LA “MIA” SCUOLA
E’ arrivato settembre!
L’estate è finita….e per me ricomincia la scuola!
E già! Anche se non sono una studentessa…sono un’ INSEGNANTE!!!
E non vi nego che quando sono in vacanza, ci sono sempre dei momenti in cui penso alla scuola…e un po’ mi manca!
E’ strano, vero?…per non dire assurdo!
Alcuni dicono che è solo perché insegno da 5 anni, che poi le cose cambieranno, l’entusiasmo verrà meno, sostituito dalla stanchezza e dalla noia…ma io sono convinta che non sarà affatto così, che la mia passione non scemerà…per come sono fatta io, credo sia praticamente impossibile!!!
Il mio lavoro è troppo bello, coinvolgente, emozionale e vario, per potermi un giorno stancare o annoiare. L’ho scelto con amore, assecondando le mie inclinazioni, superando qualsiasi ostacolo potesse demoralizzarmi…e cercando in ogni modo di realizzare questo mio sogno…..
E sì, perché fin da adolescente sognavo di fare l’insegnante DA GRANDE, per via di un professore di lettere fantastico che ho avuto alle medie!Quindi so benissimo quanto sia importante e stimolante avere degli insegnanti appassionati e portati per il proprio lavoro.
D’altronde sono una persona vitale, che ha bisogno di emozioni e stimoli continui e fare l’insegnante è per me il mestiere più adatto, proprio perché ne sono innamorata e mi fa sentire viva!
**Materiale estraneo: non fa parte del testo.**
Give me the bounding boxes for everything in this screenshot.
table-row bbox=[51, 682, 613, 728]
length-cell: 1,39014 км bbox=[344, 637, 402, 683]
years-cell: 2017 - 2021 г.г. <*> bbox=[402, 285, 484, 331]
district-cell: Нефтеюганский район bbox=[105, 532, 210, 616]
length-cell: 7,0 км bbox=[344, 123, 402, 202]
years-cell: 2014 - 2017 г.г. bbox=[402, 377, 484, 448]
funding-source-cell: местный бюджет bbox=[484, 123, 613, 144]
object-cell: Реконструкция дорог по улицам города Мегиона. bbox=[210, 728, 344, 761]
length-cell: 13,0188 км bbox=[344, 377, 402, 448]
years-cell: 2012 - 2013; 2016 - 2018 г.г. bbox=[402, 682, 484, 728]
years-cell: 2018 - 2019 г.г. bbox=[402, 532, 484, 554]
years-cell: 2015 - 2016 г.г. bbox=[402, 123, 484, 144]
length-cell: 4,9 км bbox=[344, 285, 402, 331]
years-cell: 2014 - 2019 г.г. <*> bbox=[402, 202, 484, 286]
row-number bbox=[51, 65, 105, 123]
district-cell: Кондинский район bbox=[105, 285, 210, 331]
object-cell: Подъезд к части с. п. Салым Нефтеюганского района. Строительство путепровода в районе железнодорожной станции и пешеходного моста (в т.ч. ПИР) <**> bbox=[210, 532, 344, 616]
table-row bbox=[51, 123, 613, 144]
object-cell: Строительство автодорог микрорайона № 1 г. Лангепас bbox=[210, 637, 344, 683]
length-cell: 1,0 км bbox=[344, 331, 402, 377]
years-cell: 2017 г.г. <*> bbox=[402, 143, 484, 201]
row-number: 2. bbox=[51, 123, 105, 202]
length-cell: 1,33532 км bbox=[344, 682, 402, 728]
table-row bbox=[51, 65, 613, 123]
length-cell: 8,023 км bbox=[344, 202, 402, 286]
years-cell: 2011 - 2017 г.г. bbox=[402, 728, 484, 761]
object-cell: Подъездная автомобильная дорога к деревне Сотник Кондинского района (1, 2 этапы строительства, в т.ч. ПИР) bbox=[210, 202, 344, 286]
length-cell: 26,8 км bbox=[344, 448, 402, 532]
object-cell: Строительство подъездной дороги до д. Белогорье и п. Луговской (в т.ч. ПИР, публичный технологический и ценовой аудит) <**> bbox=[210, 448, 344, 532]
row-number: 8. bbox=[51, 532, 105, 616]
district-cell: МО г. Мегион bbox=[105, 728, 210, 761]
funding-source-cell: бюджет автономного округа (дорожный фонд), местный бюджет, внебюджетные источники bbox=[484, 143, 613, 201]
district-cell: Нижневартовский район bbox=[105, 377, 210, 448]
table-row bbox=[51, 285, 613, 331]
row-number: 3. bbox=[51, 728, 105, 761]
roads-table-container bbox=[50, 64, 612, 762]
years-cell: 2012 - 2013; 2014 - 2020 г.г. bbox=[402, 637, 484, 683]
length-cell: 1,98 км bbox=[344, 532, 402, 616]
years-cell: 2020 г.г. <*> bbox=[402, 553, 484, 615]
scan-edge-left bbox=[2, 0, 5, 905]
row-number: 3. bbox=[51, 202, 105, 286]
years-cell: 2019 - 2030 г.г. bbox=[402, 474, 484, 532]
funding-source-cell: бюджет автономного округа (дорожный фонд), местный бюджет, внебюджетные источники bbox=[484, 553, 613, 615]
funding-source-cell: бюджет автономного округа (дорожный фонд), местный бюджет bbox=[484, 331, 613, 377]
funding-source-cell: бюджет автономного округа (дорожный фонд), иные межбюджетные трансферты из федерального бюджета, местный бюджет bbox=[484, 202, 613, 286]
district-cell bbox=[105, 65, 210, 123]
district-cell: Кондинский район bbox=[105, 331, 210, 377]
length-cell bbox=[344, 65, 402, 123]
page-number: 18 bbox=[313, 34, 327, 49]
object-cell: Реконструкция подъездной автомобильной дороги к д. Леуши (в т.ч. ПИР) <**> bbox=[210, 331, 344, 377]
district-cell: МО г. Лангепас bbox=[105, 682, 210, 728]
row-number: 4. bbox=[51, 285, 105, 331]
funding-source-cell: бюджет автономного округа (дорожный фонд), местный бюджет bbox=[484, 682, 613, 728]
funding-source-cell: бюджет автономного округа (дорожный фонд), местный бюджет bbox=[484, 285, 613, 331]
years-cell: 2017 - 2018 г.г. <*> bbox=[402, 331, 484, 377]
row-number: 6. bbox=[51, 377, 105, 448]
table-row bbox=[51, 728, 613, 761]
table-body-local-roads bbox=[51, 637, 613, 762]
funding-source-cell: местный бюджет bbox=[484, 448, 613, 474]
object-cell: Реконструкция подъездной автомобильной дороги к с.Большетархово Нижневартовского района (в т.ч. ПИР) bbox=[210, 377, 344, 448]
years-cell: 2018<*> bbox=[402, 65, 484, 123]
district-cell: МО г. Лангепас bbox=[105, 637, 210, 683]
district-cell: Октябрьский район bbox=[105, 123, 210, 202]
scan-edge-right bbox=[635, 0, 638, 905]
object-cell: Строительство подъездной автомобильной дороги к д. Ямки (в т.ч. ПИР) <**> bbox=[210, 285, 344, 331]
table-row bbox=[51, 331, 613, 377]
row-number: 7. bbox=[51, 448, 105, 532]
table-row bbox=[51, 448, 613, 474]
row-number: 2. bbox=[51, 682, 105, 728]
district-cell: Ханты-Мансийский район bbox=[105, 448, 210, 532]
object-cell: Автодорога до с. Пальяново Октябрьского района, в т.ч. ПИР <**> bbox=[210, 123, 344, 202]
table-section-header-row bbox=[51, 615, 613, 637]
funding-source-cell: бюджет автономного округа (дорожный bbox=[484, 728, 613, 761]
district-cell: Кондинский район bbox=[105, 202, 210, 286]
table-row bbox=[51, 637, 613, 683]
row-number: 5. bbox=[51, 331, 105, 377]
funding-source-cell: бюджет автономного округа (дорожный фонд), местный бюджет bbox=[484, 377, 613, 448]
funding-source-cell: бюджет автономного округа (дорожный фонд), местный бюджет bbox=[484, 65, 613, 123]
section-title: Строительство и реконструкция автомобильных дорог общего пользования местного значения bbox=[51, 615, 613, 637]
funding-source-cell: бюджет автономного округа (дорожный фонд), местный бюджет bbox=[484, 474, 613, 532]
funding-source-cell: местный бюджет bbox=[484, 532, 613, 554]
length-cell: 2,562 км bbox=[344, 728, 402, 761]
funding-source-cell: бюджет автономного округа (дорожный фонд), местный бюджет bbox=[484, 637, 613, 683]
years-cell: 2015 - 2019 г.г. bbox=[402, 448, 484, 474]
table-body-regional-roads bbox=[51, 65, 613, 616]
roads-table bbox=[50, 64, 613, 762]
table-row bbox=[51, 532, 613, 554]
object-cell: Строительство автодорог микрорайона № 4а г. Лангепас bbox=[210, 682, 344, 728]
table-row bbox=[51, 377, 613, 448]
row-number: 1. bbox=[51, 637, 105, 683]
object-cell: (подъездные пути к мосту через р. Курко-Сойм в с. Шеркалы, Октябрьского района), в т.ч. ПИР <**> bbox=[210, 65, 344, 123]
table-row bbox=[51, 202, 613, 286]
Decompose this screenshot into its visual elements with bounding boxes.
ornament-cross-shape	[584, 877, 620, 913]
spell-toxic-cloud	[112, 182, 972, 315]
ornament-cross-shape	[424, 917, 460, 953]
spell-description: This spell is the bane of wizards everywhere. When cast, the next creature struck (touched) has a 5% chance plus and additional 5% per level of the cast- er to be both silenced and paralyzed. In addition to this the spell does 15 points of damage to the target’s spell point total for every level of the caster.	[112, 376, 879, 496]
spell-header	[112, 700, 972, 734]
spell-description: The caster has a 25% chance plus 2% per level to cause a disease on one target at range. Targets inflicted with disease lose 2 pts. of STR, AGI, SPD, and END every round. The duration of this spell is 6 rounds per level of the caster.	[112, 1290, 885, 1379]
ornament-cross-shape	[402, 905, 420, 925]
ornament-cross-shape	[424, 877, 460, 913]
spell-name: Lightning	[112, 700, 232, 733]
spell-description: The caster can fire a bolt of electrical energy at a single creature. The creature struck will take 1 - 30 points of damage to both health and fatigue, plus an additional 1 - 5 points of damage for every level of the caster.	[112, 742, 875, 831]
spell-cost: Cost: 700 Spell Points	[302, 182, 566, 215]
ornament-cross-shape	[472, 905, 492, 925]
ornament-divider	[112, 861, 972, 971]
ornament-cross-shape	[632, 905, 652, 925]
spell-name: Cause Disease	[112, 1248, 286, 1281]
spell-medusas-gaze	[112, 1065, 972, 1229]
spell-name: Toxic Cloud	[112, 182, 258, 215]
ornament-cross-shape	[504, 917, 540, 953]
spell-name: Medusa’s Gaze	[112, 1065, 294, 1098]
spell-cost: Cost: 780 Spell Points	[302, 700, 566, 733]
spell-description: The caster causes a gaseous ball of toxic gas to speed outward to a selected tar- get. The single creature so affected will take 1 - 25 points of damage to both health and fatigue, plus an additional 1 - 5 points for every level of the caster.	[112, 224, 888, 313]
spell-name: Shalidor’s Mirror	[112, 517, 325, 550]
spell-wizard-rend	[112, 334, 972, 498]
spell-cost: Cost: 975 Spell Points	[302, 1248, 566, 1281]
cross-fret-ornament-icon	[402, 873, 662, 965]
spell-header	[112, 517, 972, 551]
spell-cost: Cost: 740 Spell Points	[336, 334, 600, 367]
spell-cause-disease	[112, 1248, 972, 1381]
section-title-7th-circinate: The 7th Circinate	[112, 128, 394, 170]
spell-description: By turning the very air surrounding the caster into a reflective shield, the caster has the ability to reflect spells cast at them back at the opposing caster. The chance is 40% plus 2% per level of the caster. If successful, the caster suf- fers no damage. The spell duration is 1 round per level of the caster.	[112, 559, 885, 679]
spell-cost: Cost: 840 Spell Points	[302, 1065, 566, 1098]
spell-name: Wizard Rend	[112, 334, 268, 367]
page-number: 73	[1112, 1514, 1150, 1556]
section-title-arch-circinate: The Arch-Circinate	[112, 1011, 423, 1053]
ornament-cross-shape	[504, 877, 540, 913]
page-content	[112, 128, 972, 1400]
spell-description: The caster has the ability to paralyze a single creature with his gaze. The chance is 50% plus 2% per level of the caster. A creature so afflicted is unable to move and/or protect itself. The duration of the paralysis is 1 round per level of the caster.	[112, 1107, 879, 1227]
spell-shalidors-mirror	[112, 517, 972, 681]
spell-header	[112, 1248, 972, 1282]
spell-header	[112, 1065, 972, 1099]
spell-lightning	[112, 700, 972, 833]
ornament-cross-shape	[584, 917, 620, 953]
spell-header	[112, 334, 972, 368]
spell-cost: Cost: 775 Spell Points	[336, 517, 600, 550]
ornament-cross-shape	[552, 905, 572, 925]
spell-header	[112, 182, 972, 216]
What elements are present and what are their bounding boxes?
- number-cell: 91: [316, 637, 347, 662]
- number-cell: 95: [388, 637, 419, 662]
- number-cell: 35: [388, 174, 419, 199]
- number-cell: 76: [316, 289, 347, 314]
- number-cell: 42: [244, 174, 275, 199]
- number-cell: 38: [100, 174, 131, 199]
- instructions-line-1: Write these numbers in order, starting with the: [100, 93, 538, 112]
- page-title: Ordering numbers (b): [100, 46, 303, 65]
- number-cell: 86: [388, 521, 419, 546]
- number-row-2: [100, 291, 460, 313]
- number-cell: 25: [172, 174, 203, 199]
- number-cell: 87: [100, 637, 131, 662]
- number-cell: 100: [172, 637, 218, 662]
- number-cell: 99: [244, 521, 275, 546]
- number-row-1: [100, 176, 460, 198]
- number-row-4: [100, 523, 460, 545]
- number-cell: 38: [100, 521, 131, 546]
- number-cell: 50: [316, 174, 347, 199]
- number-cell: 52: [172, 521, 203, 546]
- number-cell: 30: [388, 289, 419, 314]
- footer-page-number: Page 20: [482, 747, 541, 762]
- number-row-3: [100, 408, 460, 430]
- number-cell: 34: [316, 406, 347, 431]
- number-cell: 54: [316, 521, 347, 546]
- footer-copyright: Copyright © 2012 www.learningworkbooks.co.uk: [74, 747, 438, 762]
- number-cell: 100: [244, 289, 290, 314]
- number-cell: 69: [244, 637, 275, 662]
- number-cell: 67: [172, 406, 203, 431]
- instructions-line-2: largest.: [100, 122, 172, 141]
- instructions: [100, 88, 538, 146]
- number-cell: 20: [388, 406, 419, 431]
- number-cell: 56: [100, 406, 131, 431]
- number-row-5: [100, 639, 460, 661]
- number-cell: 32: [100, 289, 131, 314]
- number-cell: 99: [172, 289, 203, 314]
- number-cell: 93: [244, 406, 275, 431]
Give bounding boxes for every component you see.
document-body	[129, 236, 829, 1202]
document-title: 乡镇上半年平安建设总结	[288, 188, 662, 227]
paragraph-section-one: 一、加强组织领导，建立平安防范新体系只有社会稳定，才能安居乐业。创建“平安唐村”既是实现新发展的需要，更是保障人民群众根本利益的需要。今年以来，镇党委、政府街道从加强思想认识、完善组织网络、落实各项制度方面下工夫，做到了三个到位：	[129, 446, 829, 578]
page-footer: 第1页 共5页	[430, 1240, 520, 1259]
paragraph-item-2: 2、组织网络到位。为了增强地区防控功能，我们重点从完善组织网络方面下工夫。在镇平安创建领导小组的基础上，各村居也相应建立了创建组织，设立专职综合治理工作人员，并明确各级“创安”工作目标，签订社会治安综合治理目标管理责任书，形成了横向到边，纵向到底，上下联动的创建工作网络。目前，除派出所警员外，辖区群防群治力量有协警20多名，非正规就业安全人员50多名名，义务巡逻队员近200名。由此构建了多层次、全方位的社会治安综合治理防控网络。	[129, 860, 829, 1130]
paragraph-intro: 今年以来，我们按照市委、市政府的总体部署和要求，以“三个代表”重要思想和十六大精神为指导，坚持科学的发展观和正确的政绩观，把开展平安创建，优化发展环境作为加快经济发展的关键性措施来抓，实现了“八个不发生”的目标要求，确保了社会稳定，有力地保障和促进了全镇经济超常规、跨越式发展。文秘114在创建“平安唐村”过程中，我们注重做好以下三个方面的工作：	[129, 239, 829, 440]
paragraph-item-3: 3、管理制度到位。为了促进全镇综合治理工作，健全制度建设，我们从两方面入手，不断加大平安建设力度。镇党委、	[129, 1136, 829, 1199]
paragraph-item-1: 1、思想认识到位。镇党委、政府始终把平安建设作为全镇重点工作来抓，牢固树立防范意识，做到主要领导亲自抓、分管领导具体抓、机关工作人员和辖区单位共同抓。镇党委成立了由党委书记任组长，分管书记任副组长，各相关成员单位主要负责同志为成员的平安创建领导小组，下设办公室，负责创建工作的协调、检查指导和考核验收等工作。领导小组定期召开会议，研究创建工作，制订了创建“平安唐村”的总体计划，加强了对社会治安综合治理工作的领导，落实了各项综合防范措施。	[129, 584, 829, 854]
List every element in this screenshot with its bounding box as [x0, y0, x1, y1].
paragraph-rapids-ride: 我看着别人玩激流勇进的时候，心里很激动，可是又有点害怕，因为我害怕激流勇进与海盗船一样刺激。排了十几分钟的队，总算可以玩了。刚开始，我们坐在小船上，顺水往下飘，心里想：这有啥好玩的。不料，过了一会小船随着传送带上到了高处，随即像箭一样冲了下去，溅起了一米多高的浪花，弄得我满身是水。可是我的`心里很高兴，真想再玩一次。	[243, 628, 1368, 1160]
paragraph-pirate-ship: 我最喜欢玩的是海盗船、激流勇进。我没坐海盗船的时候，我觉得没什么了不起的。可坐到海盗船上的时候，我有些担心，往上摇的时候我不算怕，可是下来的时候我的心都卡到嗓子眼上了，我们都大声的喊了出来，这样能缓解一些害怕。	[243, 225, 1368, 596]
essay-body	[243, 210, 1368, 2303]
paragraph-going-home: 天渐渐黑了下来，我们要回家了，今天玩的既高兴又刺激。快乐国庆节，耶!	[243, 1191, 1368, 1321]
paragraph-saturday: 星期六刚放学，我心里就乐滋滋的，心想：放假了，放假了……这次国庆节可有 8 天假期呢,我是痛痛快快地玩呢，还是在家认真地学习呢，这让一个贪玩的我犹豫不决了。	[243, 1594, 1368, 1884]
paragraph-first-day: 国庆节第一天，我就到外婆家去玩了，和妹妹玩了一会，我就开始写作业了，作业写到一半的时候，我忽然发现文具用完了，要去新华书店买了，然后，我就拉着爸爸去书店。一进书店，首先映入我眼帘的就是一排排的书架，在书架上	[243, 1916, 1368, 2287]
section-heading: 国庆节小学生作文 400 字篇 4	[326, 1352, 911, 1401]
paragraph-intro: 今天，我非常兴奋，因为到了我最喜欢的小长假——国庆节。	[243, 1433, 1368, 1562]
Vedere con i tuoi occhi ragazzi, sempre diversi, crescere fisicamente e intellettualmente ed essere consapevole che tu stai contribuendo alla loro formazione, è una cosa meravigliosa! Insegnare loro quello che tu hai imparato…cercare di colmare la loro voglia di conoscere…incrociare i loro sguardi attenti e desiderosi di apprendere…..come può annoiare una cosa così bella?
Ma anche l’incontro (o lo scontro!) con chi non ha voglia di ascoltarti e con quelli che credono sia meglio dare il cattivo esempio per essere ammirati da tutti, è importante e stimolante….è proprio con questi che si misura l’ insegnante…il vero insegnante è quello che, con tenacia, cerca in ogni maniera di tirar fuori il meglio di ognuno….una “sufficienza” ottenuta da chi prende quasi sempre e solo “insufficienze” è molto più gratificante per me degli “ottimo” di chi prende sempre voti alti…è proprio allora che ho le soddisfazioni maggiori!!!
Come potrei un giorno stancarmi di queste splendide emozioni che ti riempiono il cuore?
E poi la scuola serve ad IMPARARE, agli studenti, sì, ma anche ai professori!
Un buon insegnante, infatti, sa quanto può dare, ma sa anche che può ricevere…e in tantissimi modi!Lo scambio culturale con i colleghi, ma anche il confronto con le nuove generazioni e i differenti modi di pensare…la continua e personale lettura di testi scolastici e non, gli aggiornamenti e i nuovi percorsi proposti dalla scuola stessa…tutto è un apprendere continuo…un rinnovarsi. E alla stessa maniera si cresce a livello umano, perché trascorrere per nove mesi, metà della tua giornata con i tuoi alunni, vuol dire istaurare con loro un rapporto privilegiato, non solo didattico…per loro diventi una figura importante, seconda a quella dei genitori, un solido punto di riferimento, a volte addirittura un confidente …e loro per te diventano dei figli o dei fratelli più piccoli…che ogni giorno, sempre di più, hai voglia di scoprire e di aiutare nelle loro piccole debolezze….
Questa è la scuola per me!!
Questa è la MIA scuola!!
E cosa c’è di più bello?
Buona Scuola a tutti!!!
nota: questa è la versione integrale - sul giornale è stata leggermente ridotta per motivi di spazio.